Soapbox Post

Over the next week and a half or so the CSPO Soapbox will be filled with short blog postings from Dubai.  Mary Jane Parmentier and I have brought a dozen ASU students to the United Arab Emirates for a study abroad program on Culture and Sustainability in Dubai. The goal is to observe and reflect on this unique city – a city that has not only survived in the desert, but grown by leaps and bounds. I will likely be writing a few of these postings, but most will come from the students involved in the program. 

 

We haven’t been in Dubai long enough to have too much to comment on yet, but there is one technology that is very important to Dubai that I have experienced – air travel. Dubai has 300 days of sunshine a year, miles of sandy beaches, major sporting events, and countless 5 star hotels. But my suspicion is that these attractions wouldn’t be so attractive to Westerners were it not for the passenger jet.

 

For one thing, Dubai is pretty far away. Before I left, my mother noted that when she was a girl the other side of the world for her was the west coast of the United States.
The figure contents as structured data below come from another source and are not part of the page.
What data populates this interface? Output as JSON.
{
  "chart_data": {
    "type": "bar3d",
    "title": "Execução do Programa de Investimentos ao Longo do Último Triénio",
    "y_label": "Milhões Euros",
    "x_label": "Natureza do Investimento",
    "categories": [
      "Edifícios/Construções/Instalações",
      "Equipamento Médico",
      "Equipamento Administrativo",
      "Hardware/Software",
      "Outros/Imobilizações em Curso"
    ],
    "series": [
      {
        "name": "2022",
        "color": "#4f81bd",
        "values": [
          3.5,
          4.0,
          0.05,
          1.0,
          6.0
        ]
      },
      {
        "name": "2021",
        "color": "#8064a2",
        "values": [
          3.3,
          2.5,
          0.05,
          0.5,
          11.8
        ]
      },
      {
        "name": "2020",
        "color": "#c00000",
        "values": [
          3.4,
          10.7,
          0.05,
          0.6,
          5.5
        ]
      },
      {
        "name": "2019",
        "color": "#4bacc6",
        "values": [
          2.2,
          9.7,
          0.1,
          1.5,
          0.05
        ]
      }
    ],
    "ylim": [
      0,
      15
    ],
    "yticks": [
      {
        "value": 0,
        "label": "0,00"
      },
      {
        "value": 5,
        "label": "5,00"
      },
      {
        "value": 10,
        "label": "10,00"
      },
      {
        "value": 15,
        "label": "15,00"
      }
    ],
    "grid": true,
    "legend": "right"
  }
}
When she heard that Dubai was twelve time zones away from the west coast she marveled that I was going to the actual other side of the world – a trip that she could not even imagine as a youth.  But even if it were close, getting to Dubai without a plane would be rather arduous.  To get to here by land you must make your way through one of the hottest deserts in the world.  By sea, you’d likely have to navigate through the Gulf of Aden, an area that has been in the news quite a bit in the last few years because of pirate activity.  If you wanted to combine land and sea, you could make the ocean journey shorter, but you’d have to make your way across Afghanistan and Iran first.

 

The passenger jet has conquered these problems.  It has made the Dubai as we know it possible, not only because it can bridge distance, but also because it can create distance.

 

This has never seemed more apparent to me than in the last couple hours of our flight. We were fortunate enough to have clear skies. Mary Jane, sitting next to me, pointed out some fires burning in the distance. We did a bit of calculating and realized we were likely flying over Iraq.  A bit later, we thought we had spotted the lights of Baghdad and then Kuwait City.  I had only ever seen these images on a television. And now… I felt like I was looking at these images through a television.  I was, after all, looking through a small window, sitting in a reclining chair, eating a dinner out of a tray carefully divided into segments, and holding a remote control with access to 200 movies.  Sure I was physically closer to these war torn areas than I had ever been before… but I still felt pretty safe.

 

As the lights faded into the distance, I clicked the button and I was transported back to the world of Harry Potter. As we landed and I stepped out of my little protected airborne cocoon onto the streets of Dubai, my suspended understanding of distance slowly returned to me. I seemed to be back in the real world.  Although as I looked up at the 828-meter-high Burj Khalifa – the tallest building in the world – I wasn’t so sure.